Musk's planned tunnels were criticized for lacking such safety features as emergency exit corridors, ventilation systems, or fire suppression. In addition, the single lane tunnels left it impossible for vehicles to pass one another in the event of collision, mechanical failure, or other traffic obstruction, and instead would shut down the entire tunnel section.

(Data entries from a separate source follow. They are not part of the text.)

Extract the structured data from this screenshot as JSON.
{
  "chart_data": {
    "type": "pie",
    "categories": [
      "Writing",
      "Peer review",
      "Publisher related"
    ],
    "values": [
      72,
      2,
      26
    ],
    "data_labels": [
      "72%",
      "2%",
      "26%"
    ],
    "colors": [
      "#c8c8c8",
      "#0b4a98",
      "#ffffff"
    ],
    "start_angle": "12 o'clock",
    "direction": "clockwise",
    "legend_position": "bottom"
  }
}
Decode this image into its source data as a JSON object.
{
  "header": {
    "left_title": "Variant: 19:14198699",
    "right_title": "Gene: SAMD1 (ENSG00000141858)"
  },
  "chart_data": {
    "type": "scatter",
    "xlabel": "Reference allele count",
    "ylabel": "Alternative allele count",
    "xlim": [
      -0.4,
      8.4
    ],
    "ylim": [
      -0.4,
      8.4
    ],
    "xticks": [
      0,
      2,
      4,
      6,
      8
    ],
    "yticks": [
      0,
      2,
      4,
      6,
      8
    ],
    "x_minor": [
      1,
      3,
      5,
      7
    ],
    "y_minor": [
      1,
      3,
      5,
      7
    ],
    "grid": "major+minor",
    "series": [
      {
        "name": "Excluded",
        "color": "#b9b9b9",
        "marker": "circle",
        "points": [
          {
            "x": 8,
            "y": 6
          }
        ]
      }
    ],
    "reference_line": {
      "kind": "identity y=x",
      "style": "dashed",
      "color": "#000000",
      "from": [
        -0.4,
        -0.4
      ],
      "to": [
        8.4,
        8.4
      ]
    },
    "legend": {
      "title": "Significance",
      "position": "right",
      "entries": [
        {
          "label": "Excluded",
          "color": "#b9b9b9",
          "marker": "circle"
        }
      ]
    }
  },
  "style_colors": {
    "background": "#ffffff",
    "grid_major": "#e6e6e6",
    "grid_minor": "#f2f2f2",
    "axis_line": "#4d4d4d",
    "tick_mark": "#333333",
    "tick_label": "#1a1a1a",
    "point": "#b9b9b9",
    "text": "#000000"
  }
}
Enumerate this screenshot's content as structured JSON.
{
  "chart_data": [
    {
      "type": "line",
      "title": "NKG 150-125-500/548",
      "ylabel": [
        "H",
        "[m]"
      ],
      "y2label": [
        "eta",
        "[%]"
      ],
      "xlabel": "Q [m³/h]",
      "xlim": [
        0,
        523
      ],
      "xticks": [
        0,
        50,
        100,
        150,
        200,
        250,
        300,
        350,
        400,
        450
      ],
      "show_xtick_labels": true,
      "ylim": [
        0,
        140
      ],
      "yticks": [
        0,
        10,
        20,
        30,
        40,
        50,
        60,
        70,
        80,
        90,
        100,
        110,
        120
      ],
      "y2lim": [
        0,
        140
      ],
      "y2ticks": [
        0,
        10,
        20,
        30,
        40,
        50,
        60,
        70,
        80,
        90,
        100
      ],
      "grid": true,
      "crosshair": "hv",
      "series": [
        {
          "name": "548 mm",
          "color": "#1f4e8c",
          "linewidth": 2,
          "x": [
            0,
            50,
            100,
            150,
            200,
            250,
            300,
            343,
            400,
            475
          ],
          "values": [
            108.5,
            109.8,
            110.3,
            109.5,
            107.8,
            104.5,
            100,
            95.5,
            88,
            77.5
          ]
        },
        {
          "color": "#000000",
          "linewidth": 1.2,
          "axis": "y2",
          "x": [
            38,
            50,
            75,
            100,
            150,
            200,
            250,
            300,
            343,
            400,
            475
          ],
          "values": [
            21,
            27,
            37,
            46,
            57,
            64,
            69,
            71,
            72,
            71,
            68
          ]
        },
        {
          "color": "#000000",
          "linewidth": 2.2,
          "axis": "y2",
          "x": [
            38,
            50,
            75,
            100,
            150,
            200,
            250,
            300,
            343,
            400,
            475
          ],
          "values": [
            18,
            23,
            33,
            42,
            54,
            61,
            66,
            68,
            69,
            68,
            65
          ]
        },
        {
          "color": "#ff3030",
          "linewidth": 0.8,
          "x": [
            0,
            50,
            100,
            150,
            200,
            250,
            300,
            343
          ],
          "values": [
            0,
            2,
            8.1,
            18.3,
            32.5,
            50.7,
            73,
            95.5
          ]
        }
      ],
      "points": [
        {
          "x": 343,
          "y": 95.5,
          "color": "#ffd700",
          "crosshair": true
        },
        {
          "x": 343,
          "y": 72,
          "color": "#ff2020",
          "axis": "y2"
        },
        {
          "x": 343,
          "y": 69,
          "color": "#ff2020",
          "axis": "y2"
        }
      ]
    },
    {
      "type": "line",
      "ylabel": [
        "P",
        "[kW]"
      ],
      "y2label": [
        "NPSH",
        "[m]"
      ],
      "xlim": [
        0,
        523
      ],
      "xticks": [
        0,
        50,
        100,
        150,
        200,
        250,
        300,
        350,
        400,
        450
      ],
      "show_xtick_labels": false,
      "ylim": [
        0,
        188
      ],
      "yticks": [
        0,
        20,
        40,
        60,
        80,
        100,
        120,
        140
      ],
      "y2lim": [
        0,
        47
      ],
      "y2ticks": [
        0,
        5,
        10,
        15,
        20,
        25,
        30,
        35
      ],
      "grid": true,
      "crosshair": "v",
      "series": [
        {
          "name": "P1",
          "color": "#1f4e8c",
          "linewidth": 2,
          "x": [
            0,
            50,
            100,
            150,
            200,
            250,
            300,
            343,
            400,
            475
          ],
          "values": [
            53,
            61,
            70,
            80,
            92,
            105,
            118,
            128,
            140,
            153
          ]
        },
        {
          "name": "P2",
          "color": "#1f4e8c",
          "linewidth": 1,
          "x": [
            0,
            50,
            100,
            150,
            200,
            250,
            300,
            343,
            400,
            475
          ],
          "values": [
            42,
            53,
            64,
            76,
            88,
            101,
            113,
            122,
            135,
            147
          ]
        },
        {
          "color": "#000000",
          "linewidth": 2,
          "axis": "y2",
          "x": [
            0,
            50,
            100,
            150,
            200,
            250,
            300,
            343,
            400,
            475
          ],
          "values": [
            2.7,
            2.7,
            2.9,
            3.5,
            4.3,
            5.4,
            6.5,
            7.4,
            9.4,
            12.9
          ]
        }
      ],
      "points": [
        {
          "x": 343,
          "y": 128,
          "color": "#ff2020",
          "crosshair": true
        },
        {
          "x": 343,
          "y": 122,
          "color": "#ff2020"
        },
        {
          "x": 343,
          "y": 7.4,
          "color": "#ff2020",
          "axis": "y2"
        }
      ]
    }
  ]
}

James Moore, director of transportation engineering at the University of Southern California, said that "there are cheaper ways to provide better transportation for large numbers of people", such as managing traffic with tolls. Public transit consultant Jarrett Walker called TBC "wildly hyped", and criticized how the company "dazzled city governments and investors with visions of an efficient subway where you never have to get out of your car, [but turned] out to be a paved road tunnel".